As you can expect, the show introduces us to a number of other young women of the same age and varying attributes who are all interested in Lux to varying degrees. Lux comes across as a nice guy in general and certainly competent with what he can accomplish in a Drag-Ride, especially as the true level of his power is revealed, but even with his history as a prince of the former empire it’s hard to see the real draw. But that’s part and parcel with most shows these days in that we get bland nice guys with nothing much to define them. That said, the women aren’t much better as we mostly get the familiar types, the overactive one, the busty one, the cunning one, all of which have different levels of interest in Lux while making it clear that it’s mostly focusing on pairing him up with Lisha along the way, whether it makes sense of not. Not that it does or doesn’t, simply because there’s not enough to rally behind with either of them to really feel like they’re fleshed out characters.
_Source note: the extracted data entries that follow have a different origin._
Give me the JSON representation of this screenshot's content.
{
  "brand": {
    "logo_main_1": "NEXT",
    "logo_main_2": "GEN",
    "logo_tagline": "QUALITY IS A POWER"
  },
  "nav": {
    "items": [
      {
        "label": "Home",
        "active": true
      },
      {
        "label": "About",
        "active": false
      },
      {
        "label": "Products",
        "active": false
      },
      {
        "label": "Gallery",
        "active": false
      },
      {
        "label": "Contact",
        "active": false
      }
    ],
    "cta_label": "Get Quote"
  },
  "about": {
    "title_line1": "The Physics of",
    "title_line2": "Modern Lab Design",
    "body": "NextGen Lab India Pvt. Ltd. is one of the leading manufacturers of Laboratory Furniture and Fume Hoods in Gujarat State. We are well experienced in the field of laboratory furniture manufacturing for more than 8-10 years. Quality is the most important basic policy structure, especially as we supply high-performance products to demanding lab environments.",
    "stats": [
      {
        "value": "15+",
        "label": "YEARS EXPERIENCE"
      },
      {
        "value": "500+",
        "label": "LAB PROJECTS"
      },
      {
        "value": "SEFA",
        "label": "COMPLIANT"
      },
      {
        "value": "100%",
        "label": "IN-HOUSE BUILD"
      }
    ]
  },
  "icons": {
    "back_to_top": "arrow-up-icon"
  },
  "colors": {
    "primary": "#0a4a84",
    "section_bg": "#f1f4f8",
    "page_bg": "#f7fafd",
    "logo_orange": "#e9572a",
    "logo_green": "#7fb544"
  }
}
The series does have a larger plot that it starts to work in here but the villains are never compelling nor is there a sense that they’re part of anything grander overall, which in turn makes them largely forgettable. There’s the usual fun of this group of characters around Lux coming together and the dynamic at work with the mild fanservice, which is well animated, and the humor as well. The battles themselves are a very good draw here, however, even if you don’t feel connected to them within the story. With some interesting settings for them to take place in with the Ruins that start factoring into the story a bit and the creativity of the Drag-Ride designs, these areas are a delight to watch even if superficial. There’s some strong technical expertise in producing these sequences and in high definition on a big screen they’re very easy to be caught up in and enjoy.
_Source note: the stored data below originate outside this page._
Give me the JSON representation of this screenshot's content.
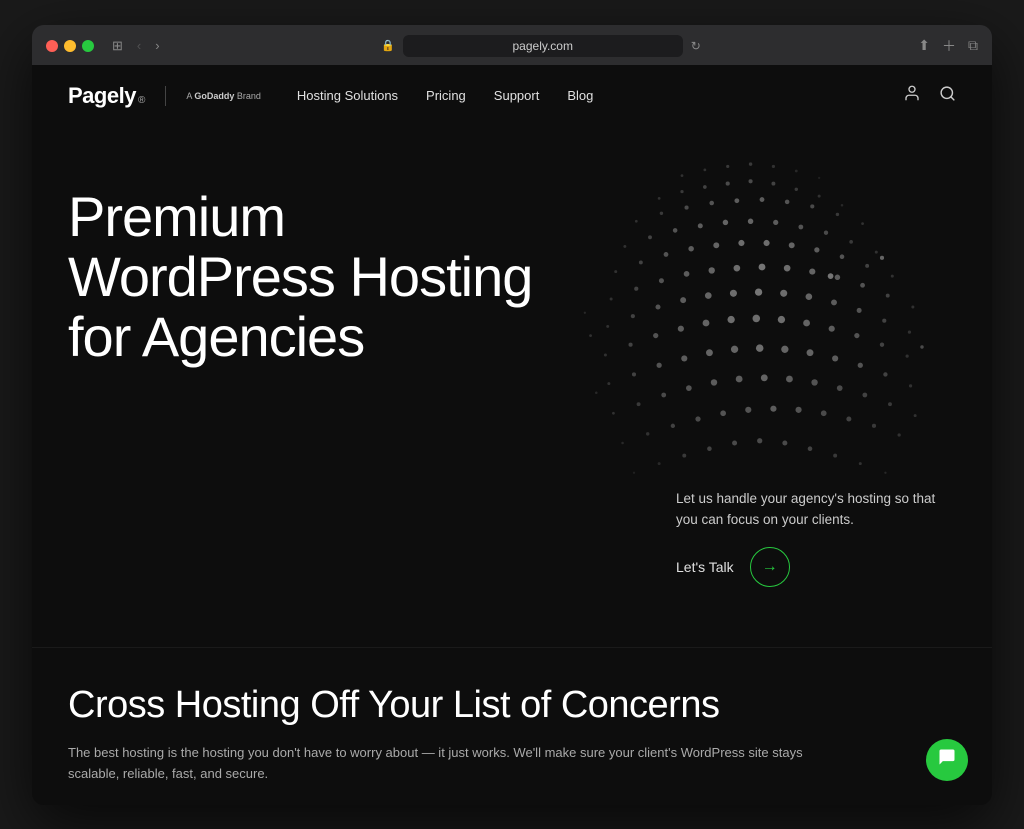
{
  "browser": {
    "url": "pagely.com",
    "back_label": "‹",
    "forward_label": "›",
    "view_label": "⊞"
  },
  "nav": {
    "logo": "Pagely",
    "logo_sup": "®",
    "godaddy": "A GoDaddy Brand",
    "links": [
      {
        "label": "Hosting Solutions",
        "id": "hosting-solutions"
      },
      {
        "label": "Pricing",
        "id": "pricing"
      },
      {
        "label": "Support",
        "id": "support"
      },
      {
        "label": "Blog",
        "id": "blog"
      }
    ]
  },
  "hero": {
    "title": "Premium WordPress Hosting for Agencies",
    "description": "Let us handle your agency's hosting so that you can focus on your clients.",
    "cta_label": "Let's Talk"
  },
  "cross_hosting": {
    "title": "Cross Hosting Off Your List of Concerns",
    "description": "The best hosting is the hosting you don't have to worry about — it just works. We'll make sure your client's WordPress site stays scalable, reliable, fast, and secure."
  },
  "chat": {
    "icon": "💬"
  }
}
Undefeated Bahamut Chronicle didn’t raise too much attention during its broadcast run but I was certainly curious about it. I really liked the character designs and the mecha pieces as it works this kind of fantasy/feudal world with the science fiction mecha elements to it. The characters are appealing throughout in their design and movement, as well as the color work, but they along with the story just doesn’t feel well enough designed or with a strong enough narrative to carry it forward. A lot of it is easily telegraphed to figure out and that reduces any of the surprise impact, leaving you with a show that spoon feeds you everything more than anything else. It’s definitely fun at times and a joy to look at with what Lerche does here and with Sentai’s encoding. Fans of the show will be pleased by the treatment, though probably not surprised that it didn’t warrant a dub, which in some ways says enough right there.
Japanese DTS-HD MA 2.0 Language, English Subtitles, Clean Opening, Clean Closing
Content Grade: C+
Audio Grade: B+
Video Grade: A-
Packaging Grade: B+
Menu Grade: B
Extras Grade: B-
Released By: Sentai Filmworks
Release Date: April 18th, 2017
Running Time: 300 Minutes
Video Encoding: 1080p AVC
Aspect Ratio: 1.78:1 Widescreen
Sony KDL70R550A 70″ LED 1080P HDTV, Sony PlayStation3 Blu-ray player via HDMI set to 1080p, Onkyo TX-SR605 Receiver and Panasonic SB-TP20S Multi-Channel Speaker System With 100-Watt Subwoofer.